Il y avait tant de dignité dans la voix et dans l'aspect de Silvia, lorsqu'elle prononça ces quelques paroles, que le brave pompier demeura tout interdit devant elle.

—Excusez, madame, dit-il enfin... excusez, je ne savais pas... Mais je reste là à causer avec vous et l'ouvrage n'est pas terminé.

—Allez, répondit Silvia, allez où le devoir vous appelle, je ne vous oublierai pas.

Le soldat alla se réunir aux travailleurs. Silvia, du coin où elle était blottie, le vit manœuvrer une pompe avec ardeur, et se retirer avec ses camarades lorsque l'incendie fut éteint.

Il n'avait parlé à aucun des employés de la prison, personne ne savait donc ce qui lui était arrivé.

Il lui fallait bien du courage pour jouer le rôle qu'elle venait de s'imposer; ce courage, elle l'eut: continuellement sur ses gardes, elle ne laissa pas soupçonner un seul instant qu'elle pouvait à l'heure qu'il était répondre, si elle le voulait, aux questions que quelquefois on lui adressait.

Sa persévérance fut enfin récompensée, les démarches du bon ecclésiastique furent couronnées de succès, et un beau matin les portes de la prison furent ouvertes devant Silvia. Le bon prêtre lui avait remis une petite somme qu'il avait recueillie pour elle parmi plusieurs personnes charitables, et qui était destinée à subvenir aux frais du long voyage qu'elle allait soi-disant entreprendre, car elle avait fait comprendre que son intention était de retourner à Livourne, et le directeur de la prison, voulant contribuer à la bonne action de l'aumônier, lui avait fait présent du pauvre costume qu'elle portait lorsque nous l'avons vu apparaître dans l'église Notre-Dame de Lorette.

Elle aurait pu, si elle l'avait voulu, se procurer un costume un peu moins pauvre, car la somme que lui avait remise le digne aumônier de la prison, sans être considérable, était suffisante; mais elle avait préféré garder celui-ci, qui la rendait presque méconnaissable.

Elle alla directement de la prison à l'avenue Châteaubriand, où, comme nous le savons, était situé le petit hôtel qu'elle habitait lorsqu'elle avait été enlevée par Beppo; elle voulait savoir, en prenant des renseignements chez les voisins, ce qu'étaient devenus sa maison, ses gens.

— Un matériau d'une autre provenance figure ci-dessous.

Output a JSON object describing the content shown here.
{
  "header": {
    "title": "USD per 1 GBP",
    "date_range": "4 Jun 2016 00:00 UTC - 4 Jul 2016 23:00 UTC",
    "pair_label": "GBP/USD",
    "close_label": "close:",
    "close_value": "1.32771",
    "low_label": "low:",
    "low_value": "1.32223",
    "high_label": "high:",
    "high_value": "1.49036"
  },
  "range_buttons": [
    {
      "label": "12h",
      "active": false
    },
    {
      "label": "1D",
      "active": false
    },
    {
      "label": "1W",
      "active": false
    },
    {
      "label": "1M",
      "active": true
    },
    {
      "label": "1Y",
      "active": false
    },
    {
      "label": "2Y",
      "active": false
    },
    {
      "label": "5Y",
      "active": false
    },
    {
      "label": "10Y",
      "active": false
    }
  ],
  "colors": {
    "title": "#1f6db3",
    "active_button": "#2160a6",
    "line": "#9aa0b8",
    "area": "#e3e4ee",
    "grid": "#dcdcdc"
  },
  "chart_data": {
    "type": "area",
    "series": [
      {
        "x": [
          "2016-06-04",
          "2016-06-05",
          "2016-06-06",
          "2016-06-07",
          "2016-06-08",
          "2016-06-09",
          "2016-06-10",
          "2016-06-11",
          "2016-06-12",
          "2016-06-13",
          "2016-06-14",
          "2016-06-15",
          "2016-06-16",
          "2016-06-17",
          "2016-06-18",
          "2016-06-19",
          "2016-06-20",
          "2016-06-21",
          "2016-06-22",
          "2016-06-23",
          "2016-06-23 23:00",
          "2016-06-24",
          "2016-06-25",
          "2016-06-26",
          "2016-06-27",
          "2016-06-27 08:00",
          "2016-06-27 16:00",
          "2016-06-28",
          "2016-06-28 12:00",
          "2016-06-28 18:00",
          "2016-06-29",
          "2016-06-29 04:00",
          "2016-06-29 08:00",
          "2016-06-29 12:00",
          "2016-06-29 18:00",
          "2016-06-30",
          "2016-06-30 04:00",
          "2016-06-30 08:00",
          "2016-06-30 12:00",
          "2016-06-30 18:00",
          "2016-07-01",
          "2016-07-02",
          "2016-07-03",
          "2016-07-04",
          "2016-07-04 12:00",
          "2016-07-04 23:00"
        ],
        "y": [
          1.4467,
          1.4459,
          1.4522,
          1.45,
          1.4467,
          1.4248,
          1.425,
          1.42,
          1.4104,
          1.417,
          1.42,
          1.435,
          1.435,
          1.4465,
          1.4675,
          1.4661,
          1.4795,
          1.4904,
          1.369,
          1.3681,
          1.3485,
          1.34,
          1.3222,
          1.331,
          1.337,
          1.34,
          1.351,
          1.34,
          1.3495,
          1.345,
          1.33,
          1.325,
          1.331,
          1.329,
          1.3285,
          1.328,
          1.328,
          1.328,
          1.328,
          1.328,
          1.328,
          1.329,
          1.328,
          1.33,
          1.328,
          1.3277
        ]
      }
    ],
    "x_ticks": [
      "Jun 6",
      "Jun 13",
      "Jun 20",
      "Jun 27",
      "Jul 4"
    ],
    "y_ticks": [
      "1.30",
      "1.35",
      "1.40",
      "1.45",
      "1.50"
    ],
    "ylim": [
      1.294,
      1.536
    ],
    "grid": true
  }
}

Hâtons-nous de dire qu'elle ne craignait pas d'être reconnue, attendu que pendant le temps de sa prospérité, elle ne sortait que rarement à pied, et que les souffrances physiques et les peines morales qu'elle venait d'éprouver avaient notablement changé sa physionomie.

Les personnes auxquelles elle s'adressa, sous le prétexte d'obtenir l'adresse de la marquise de Roselly, lui apprirent ce que nos lecteurs savent déjà, qu'après l'avoir attendu plusieurs jours, ses gens avaient été prévenir la police de cette bizarre disparition, qu'on l'avait activement cherchée, mais que toutes les recherches ayant été inutiles, les scellés avaient été mis sur tout ce qu'elle possédait, et qu'après un certain temps, ses meubles, chevaux, équipages avaient été vendus par les soins de l'administration, et que le produit de la vente avait été déposé à la caisse des consignations pour lui être remis, dans le cas peu probable où elle viendrait le réclamer; du reste, on croyait généralement qu'elle avait été assassinée, et on ne savait ce qu'étaient devenus ses gens, qui s'étaient dispersés peu de temps après sa disparition.